Questo determina conseguentemente una superficie minima rilevabile σMIN. Infatti, se un target ha una R.C.S. eccessivamente “piccola” (o, comunque, una σ molto minore di quella attesa per il tipico bersaglio di quel radar, diciamo σ << σTYP), tale target non può essere più distinto dal rumore di fondo. E di conseguenza diviene invisibile al radar.

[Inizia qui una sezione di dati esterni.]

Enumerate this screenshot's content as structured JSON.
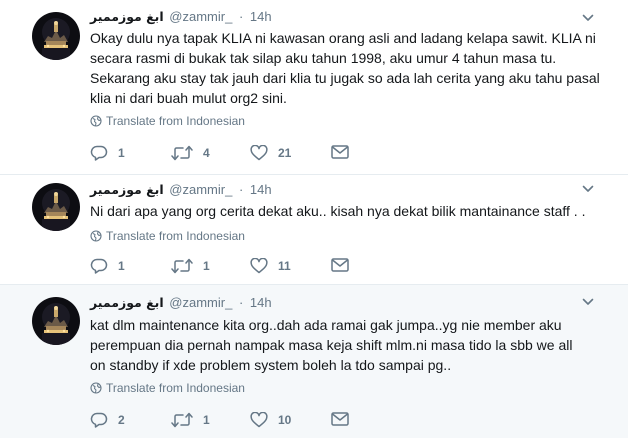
{
  "tweets": [
    {
      "name": "ابغ موزممير",
      "handle": "@zammir_",
      "separator": "·",
      "time": "14h",
      "text": "Okay dulu nya tapak KLIA ni kawasan orang asli and ladang kelapa sawit. KLIA ni secara rasmi di bukak tak silap aku tahun 1998, aku umur 4 tahun masa tu. Sekarang aku stay tak jauh dari klia tu jugak so ada lah cerita yang aku tahu pasal klia ni dari buah mulut org2 sini.",
      "translate": "Translate from Indonesian",
      "replies": "1",
      "retweets": "4",
      "likes": "21"
    },
    {
      "name": "ابغ موزممير",
      "handle": "@zammir_",
      "separator": "·",
      "time": "14h",
      "text": "Ni dari apa yang org cerita dekat aku.. kisah nya dekat bilik mantainance staff . .",
      "translate": "Translate from Indonesian",
      "replies": "1",
      "retweets": "1",
      "likes": "11"
    },
    {
      "name": "ابغ موزممير",
      "handle": "@zammir_",
      "separator": "·",
      "time": "14h",
      "text": "kat dlm maintenance kita org..dah ada ramai gak jumpa..yg nie member aku\nperempuan dia pernah nampak masa keja shift mlm.ni masa tido la sbb we all\non standby if xde problem system boleh la tdo sampai pg..",
      "translate": "Translate from Indonesian",
      "replies": "2",
      "retweets": "1",
      "likes": "10"
    }
  ],
  "colors": {
    "text_primary": "#14171a",
    "text_secondary": "#657786",
    "highlight_bg": "#f5f8fa",
    "divider": "#e6ecf0"
  },
  "icons": [
    "avatar-image",
    "chevron-down-icon",
    "globe-icon",
    "reply-icon",
    "retweet-icon",
    "heart-icon",
    "envelope-icon"
  ]
}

Un esempio piuttosto noto di invisibilità ai radar è quello dei velivoli stealth militari, in cui la R.C.S. del velivolo è molto inferiore a quella di un analogo aereo “visibile”; per cui nella pratica l’eco prodotto è indistinguibile dal rumore in cui il ricevitore radar è immerso.
Questo risultato viene raggiunto mediante l’utilizzo di materiali dielettrici assorbenti (che dissipano l’onda in calore anziché rifletterla), forme tozze e triangolari (che riflettono le onde in una direzione diversa rispetto alla sorgente) e persino mediante manovre controllate, per evitare discontinuità rilevabili sull’eco. A questo proposito c’è da dire che per la loro forma poco o per nulla aerodinamica questi velivoli risultano praticamente impossibili da pilotare senza l’ausilio dei computers.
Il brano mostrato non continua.